Corresponding Author: Stephanie O. Breukink, MD, PhD, Maastricht University Medical Centre—Surgery, Maastricht, 6f229 HX, The Netherlands. Tel: 0031-43-3876543; E-mail:



As a result of advances in surgical techniques and (neo)adjuvant therapy, mortality rates for colorectal cancer (CRC) have declined significantly in the last two decades. In general, CRC survivors report good health-related quality of life in survivorship. However, many survivors, including those who describe their quality of life as good, also report sexual problems that persist long after treatment is completed.


In this article, we review the effects of different treatment modalities for CRC on sexual functioning in men and women. We highlight both the physical and psychological aspects of CRC treatment and discuss the management of common sexual problems in CRC survivors.


The authors reviewed the existing available published articles regarding this topic.

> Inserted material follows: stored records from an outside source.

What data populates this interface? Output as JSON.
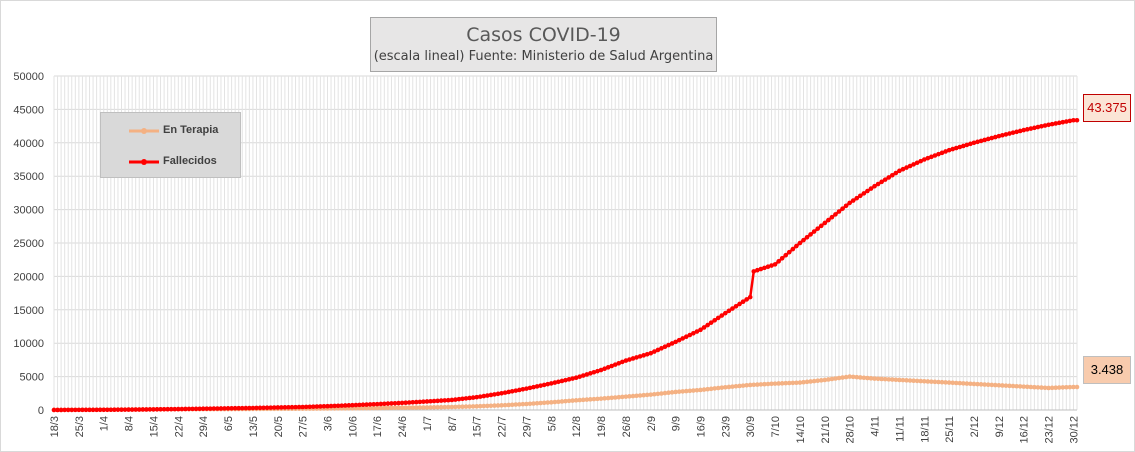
{
  "chart_data": {
    "type": "line",
    "title": "Casos COVID-19",
    "subtitle": "(escala lineal) Fuente: Ministerio de Salud Argentina",
    "ylim": [
      0,
      50000
    ],
    "yticks": [
      "0",
      "5000",
      "10000",
      "15000",
      "20000",
      "25000",
      "30000",
      "35000",
      "40000",
      "45000",
      "50000"
    ],
    "x_tick_labels": [
      "18/3",
      "25/3",
      "1/4",
      "8/4",
      "15/4",
      "22/4",
      "29/4",
      "6/5",
      "13/5",
      "20/5",
      "27/5",
      "3/6",
      "10/6",
      "17/6",
      "24/6",
      "1/7",
      "8/7",
      "15/7",
      "22/7",
      "29/7",
      "5/8",
      "12/8",
      "19/8",
      "26/8",
      "2/9",
      "9/9",
      "16/9",
      "23/9",
      "30/9",
      "7/10",
      "14/10",
      "21/10",
      "28/10",
      "4/11",
      "11/11",
      "18/11",
      "25/11",
      "2/12",
      "9/12",
      "16/12",
      "23/12",
      "30/12"
    ],
    "grid": true,
    "legend_position": "top-left",
    "series": [
      {
        "name": "En Terapia",
        "color": "#f4b183",
        "end_label": "3.438",
        "weekly_values": [
          10,
          30,
          45,
          70,
          100,
          120,
          130,
          140,
          160,
          180,
          200,
          230,
          260,
          300,
          340,
          380,
          450,
          550,
          700,
          900,
          1150,
          1450,
          1700,
          2000,
          2300,
          2700,
          3000,
          3400,
          3750,
          3950,
          4100,
          4500,
          5000,
          4700,
          4500,
          4300,
          4100,
          3900,
          3700,
          3500,
          3300,
          3438
        ]
      },
      {
        "name": "Fallecidos",
        "color": "#ff0000",
        "end_label": "43.375",
        "weekly_values": [
          2,
          20,
          30,
          60,
          90,
          140,
          190,
          250,
          300,
          380,
          450,
          570,
          720,
          880,
          1060,
          1280,
          1500,
          1920,
          2500,
          3200,
          3980,
          4830,
          5980,
          7400,
          8500,
          10200,
          12000,
          14500,
          16900,
          21800,
          25000,
          28000,
          31000,
          33500,
          35800,
          37500,
          38900,
          40000,
          41000,
          41900,
          42700,
          43375
        ]
      }
    ]
  }
}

Our review of the evidence suggests that surgical treatment and (neo)adjuvant therapy for CRC are commonly associated with a wide range of sexual problems.


Sexual functioning is an important functional outcome after CRC treatment and is influenced by a myriad of clinical and patient factors, including an individual's physical and psychological well-being after a diagnosis of CRC. As such, the assessment and management of sexual functioning in men and women with CRC should begin prior to the initiation of treatment and continue throughout treatment and survivorship.